Head to head
Leica Summicron-M 50mm f/2 (v4) vs Canon FD 50mm f/1.4 S.S.C.
Both land on the shortlist when someone wants a "real" 50mm on a film body and starts reading forums, and that is where the similarity ends. One is a rangefinder lens built for a Leica M; the other is an SLR lens on Canon's old breech-lock FD mount. The single biggest difference is what surrounds the glass: a Leica M body and the Summicron together cost many times what a Canon FD body plus this 50mm will run you. You are choosing two different systems, not just two optics.
How they differ
Speed and handling split first. The Canon opens to f/1.4, a full stop and a bit faster than the f/2 Summicron, so it pulls ahead in low light and gives you that thinner SLR-finder slice of focus when shooting wide open. You also focus through the lens on the Canon, framing exactly what the sensor or film sees, with no parallax. The Leica focuses by rangefinder patch, which is faster and more certain in dim light once you trust it, and the v4 Summicron is tiny and dense in a way the FD never is. The Canon's breech-lock ring is its own ritual, smooth but slower to mount than a bayonet.
Rendering and cost are the other axis. The v4 Summicron has a reputation (some of it earned, some of it forum mythology) for a particular smooth out-of-focus transition, and it holds contrast and micro-detail beautifully stopped down. The FD 50mm f/1.4 S.S.C. with its Super Spectra Coating is a genuinely excellent performer that gets sharp by f/2.8 to f/4 and flares less than its bare-coated predecessors, but wide open it is softer and lower in contrast than the Leica. Availability favors Canon hard: clean FD 50mm f/1.4 copies are everywhere and cheap, while a good v4 Summicron is a deliberate, expensive hunt, and adapting it to other bodies is easy for the FD and a fiddly proposition for the M.
Choose Leica Summicron-M 50mm f/2 (v4)
Pick the Summicron v4 if you already shoot a Leica M, or intend to, and want the optic that matches that body and that way of working.
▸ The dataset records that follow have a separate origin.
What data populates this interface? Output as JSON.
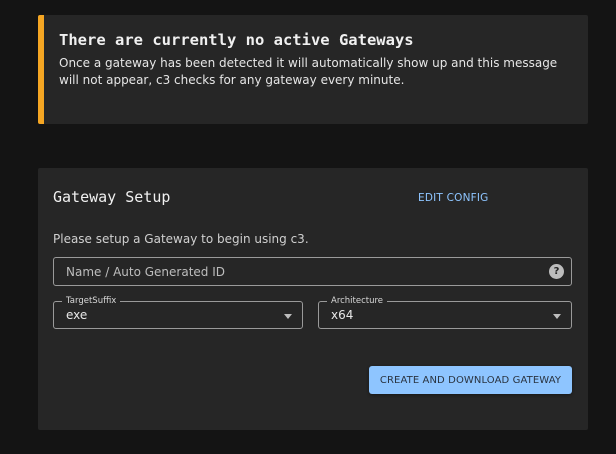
{
  "alert": {
    "title": "There are currently no active Gateways",
    "message": "Once a gateway has been detected it will automatically show up and this message will not appear, c3 checks for any gateway every minute.",
    "accent_color": "#f5a623"
  },
  "gateway_setup": {
    "title": "Gateway Setup",
    "edit_config_label": "EDIT CONFIG",
    "subtitle": "Please setup a Gateway to begin using c3.",
    "name_field": {
      "placeholder": "Name / Auto Generated ID",
      "value": "",
      "help_icon": "help-circle-icon",
      "help_glyph": "?"
    },
    "target_suffix": {
      "label": "TargetSuffix",
      "value": "exe"
    },
    "architecture": {
      "label": "Architecture",
      "value": "x64"
    },
    "create_button_label": "CREATE AND DOWNLOAD GATEWAY",
    "button_color": "#8ec5ff"
  }
}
It rewards a photographer who values rangefinder focusing, a pocketable kit, and the last bit of contrast and resolution wide open. If you keep lenses for decades and want one 50mm that just renders cleanly without fuss, and the price does not stop you, this is the one.
Full Leica Summicron-M 50mm f/2 (v4) guide →Choose Canon FD 50mm f/1.4 S.S.C.
Pick the Canon FD 50mm f/1.4 S.S.C. if you want a fast, sharp, dependable standard lens for very little money, especially paired with an AE-1, A-1, or F-1. It is the better call for low-light SLR shooting, for close framing where you need to see exact focus, and for anyone building a film kit on a budget or just starting out. Mirrorless shooters who like adapting glass also get more shallow-focus character per dollar here.
Full Canon FD 50mm f/1.4 S.S.C. guide →The verdict
Different systems, so the honest answer is mostly which body you own or want. The Canon delivers most of the image for a fraction of the cost and adds a stop of speed; the Leica gives you rangefinder handling, a smaller package, and a touch more wide-open polish. If budget matters at all, the FD is the sane buy. If you live in the M system, the Summicron is worth it.